Mike, or anyone else...... As per my previous post - thrilled with the Champione Sl that just arrived....beautiful bike and well packaged, great service. But, whatever I do I cannot get the headset tight. Changing spacers, tightening stem and star nut - nothing is getting the headset tight - major jiggle in fork/headset connection. Any ideas ??


----------



## sometimerider (Sep 21, 2007)

I'm no expert (and you may already know all this), but the bolt on the top of the headset (that connects to the star nut) is for adjustment only - you don't "tighten" it. The actual tightening is done with the stem bolts. See this (just the Adjustment section of that page should be needed) and follow it carefully.

If you still can't get rid of the play, there may be a problem with the headset assembly.
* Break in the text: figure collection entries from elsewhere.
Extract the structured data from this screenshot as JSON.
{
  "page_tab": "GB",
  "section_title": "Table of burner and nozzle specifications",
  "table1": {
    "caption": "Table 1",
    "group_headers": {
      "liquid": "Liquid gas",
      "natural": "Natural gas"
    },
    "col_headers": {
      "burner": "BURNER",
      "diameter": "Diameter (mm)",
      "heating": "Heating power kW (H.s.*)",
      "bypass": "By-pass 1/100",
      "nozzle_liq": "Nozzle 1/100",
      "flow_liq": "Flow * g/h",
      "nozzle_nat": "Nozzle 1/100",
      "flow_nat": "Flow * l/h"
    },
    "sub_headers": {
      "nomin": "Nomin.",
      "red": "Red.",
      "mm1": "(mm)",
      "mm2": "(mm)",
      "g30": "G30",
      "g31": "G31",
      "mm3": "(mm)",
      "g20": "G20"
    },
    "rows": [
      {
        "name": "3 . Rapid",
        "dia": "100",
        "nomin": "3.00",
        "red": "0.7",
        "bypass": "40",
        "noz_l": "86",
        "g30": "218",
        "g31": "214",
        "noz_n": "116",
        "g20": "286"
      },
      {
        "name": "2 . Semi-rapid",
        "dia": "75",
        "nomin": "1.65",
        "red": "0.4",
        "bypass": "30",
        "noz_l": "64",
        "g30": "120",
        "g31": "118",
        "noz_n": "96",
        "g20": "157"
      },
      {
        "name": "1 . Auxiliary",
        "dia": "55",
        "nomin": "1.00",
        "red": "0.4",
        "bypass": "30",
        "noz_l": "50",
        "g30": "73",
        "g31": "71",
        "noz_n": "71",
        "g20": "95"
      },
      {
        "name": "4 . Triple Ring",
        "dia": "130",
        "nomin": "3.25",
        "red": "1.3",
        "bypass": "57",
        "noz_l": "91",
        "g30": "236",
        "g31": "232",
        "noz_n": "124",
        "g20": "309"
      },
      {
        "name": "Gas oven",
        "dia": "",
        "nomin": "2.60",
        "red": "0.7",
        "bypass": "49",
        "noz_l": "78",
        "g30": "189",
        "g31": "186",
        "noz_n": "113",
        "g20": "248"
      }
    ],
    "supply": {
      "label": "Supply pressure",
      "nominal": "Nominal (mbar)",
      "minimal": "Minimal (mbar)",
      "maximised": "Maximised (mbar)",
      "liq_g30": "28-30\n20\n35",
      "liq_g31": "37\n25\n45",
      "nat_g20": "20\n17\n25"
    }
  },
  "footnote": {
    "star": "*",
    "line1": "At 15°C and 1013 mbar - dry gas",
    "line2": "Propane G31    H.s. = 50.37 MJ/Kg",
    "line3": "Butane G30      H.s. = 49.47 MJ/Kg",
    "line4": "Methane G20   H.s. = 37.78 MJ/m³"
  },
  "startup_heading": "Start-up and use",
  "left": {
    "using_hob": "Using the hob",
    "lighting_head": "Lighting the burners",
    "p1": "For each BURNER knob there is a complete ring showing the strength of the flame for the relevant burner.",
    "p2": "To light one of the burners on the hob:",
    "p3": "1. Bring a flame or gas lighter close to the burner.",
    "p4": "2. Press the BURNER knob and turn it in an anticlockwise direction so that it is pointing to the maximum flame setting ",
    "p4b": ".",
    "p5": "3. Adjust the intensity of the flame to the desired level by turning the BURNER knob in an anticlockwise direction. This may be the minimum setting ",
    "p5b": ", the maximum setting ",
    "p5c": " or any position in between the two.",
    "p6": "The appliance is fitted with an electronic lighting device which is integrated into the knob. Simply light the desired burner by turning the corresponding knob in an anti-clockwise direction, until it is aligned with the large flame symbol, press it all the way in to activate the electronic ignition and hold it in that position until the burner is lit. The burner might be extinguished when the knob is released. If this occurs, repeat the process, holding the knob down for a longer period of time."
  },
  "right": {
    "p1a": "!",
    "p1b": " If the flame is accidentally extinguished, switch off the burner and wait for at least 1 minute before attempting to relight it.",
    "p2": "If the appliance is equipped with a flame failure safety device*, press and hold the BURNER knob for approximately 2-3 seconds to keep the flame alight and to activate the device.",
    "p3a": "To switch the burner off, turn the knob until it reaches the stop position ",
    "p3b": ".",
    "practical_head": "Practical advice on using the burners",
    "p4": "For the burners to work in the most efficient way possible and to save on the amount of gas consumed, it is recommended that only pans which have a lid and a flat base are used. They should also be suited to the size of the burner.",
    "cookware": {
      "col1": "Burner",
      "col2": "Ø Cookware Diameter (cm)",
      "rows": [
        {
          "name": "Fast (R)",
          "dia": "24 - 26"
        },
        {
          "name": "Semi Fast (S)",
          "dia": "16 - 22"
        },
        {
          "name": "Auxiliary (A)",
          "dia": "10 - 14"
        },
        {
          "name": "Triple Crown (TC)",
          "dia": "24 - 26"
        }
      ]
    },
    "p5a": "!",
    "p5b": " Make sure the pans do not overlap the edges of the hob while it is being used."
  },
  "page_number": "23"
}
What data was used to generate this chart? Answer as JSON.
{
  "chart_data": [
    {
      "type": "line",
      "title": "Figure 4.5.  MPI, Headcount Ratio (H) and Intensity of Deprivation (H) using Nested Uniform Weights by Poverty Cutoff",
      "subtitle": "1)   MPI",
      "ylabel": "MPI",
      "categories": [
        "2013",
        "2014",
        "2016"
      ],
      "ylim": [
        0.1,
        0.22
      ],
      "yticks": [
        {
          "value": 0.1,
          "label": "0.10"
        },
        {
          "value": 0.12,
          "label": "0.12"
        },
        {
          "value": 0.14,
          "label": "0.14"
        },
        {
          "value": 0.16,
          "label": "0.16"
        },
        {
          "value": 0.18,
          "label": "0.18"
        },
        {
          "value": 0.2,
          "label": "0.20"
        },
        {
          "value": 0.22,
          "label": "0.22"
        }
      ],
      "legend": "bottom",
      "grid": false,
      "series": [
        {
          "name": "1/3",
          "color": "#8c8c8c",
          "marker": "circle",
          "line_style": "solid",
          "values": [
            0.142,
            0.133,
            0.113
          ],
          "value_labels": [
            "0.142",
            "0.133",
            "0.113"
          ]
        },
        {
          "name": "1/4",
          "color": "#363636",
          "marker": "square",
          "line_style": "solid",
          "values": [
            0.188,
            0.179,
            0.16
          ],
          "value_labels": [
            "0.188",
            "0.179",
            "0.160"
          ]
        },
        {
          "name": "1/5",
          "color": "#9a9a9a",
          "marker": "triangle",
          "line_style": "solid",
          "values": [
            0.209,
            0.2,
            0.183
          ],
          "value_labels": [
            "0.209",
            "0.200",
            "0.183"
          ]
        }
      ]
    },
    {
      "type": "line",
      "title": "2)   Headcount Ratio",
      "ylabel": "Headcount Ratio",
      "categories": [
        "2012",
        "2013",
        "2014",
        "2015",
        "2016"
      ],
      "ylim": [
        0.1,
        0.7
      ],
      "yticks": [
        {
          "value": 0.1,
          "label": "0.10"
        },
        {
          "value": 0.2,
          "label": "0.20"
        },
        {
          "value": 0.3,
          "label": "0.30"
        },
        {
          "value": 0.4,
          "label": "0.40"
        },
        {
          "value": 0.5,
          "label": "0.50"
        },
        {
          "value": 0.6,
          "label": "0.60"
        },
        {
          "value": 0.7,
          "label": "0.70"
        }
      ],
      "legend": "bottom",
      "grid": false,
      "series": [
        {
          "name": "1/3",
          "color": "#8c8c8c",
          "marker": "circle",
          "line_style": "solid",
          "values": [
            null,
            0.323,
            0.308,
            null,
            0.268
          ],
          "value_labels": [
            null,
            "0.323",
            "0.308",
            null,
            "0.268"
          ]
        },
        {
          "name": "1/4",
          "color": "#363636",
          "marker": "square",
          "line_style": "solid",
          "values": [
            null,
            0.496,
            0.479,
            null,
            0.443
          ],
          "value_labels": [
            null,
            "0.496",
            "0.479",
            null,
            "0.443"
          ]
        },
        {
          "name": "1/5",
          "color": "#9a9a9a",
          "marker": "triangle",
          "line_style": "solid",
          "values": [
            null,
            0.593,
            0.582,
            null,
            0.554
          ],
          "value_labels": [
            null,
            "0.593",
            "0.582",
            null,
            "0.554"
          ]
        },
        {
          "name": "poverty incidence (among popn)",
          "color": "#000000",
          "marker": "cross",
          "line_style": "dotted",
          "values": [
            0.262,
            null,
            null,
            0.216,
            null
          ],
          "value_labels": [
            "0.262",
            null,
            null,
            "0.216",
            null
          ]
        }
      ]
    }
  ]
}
Park may be able to help with that too, but take care disassembling the headset if you remove the fork from the head tube - lots of parts that could be put in the wrong order or upside down.


----------



## 20sMotoSpirit (May 27, 2007)

PTV said:


> Hi there,
> 
> Mike, or anyone else...... As per my previous post - thrilled with the Champione Sl that just arrived....beautiful bike and well packaged, great service. But, whatever I do I cannot get the headset tight. Changing spacers, tightening stem and star nut - nothing is getting the headset tight - major jiggle in fork/headset connection. Any ideas ??



STAR NUT!!!!! Its a Full carbon Steer.. its a carbon compression plug.

if there is a star nut in your FC-CF then you need to talk with mike... or go to a local shop for advise... Star nuts will destroy carbon steers and cause your fork to snap! That being said.

you need about 1/8 to 1/4in of spacing between the top of the steer to the top of the flush stem top.


First adjust the compression plug.

Then that weird FSA too cap you need about three full turns to make the threads stick...more the better. but make sure you are not bottoming out on the threads.

I suggest take your bike into a shop, look around... find some swag you need the mention to the guys that you are having trouble with your headset...they can take a look at it.

Also there is another thing you need to know... You did buy a Super Light bike. The bars stem and steer are all going to flex... it isn't a steel bike. Make sure you are not mistaking it for a loose headset.

" If you hear a pop in the headset, when grabbing the front brake and moving the bike back and forth...then its an adjustment problem."


----------